Jimmy, Constance, Natasha Liu Bordizzo -- Natasha basically lived the same life that her character experienced. She grew up a dork, in her own words, and has become this fashionista. When Jimmy visited me, we went to the mall and he took a picture of himself in front of a billboard of Natasha in a Reebok ad; and, that's literally from the movie. It was really loved to channel some of that into their characters and they're all great matches and just so talented.

Having gotten to the other side of this marathon in getting this movie done, do you see other stories in this world that you've created?

I hope so, yeah!
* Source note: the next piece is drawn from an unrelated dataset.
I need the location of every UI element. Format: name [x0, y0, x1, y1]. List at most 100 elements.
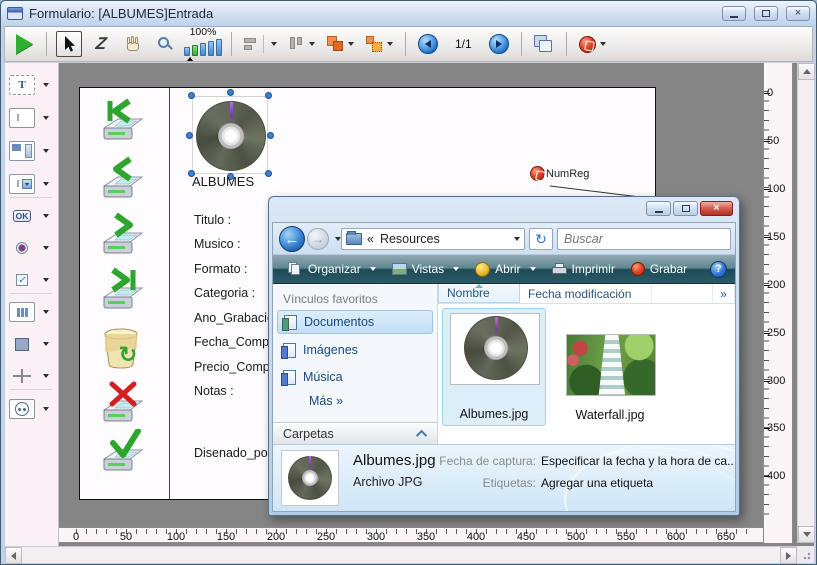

There are some really exciting talks about a sequel and really cool ideas on where to take the characters next. I'm pretty sure there will be another chapter and what's interesting -- this happened to me in reverse -- growing up, I loved Miyazaki films and anime. And to have a set of characters you related to from another culture on the other side of the world, they became your pals -- it was like having cousins that lived in Japan. I love the idea that if we get an international audience that connects with these characters, we can bring them back and explore other parts of those characters and the interesting culture that they're from too. I had some amazing talent on the first film and I'd love one of these people to really lead a story with their own voice, maybe a Chinese talent, to co-direct something and empower those storytellers with these characters that they really shaped.

Directed by Chris Appelhans and co-written by Appelhans and Xiaocao Liu, Wish Dragon stars the voice talents of Jimmy Wong, John Cho, Constance Wu, Natasha Liu Bordizzo, Will Yun Lee, Jimmy O. Yang, Aaron Yoo, Bobby Lee and Ronnie Chieng. The movie premieres June 11 on Netflix.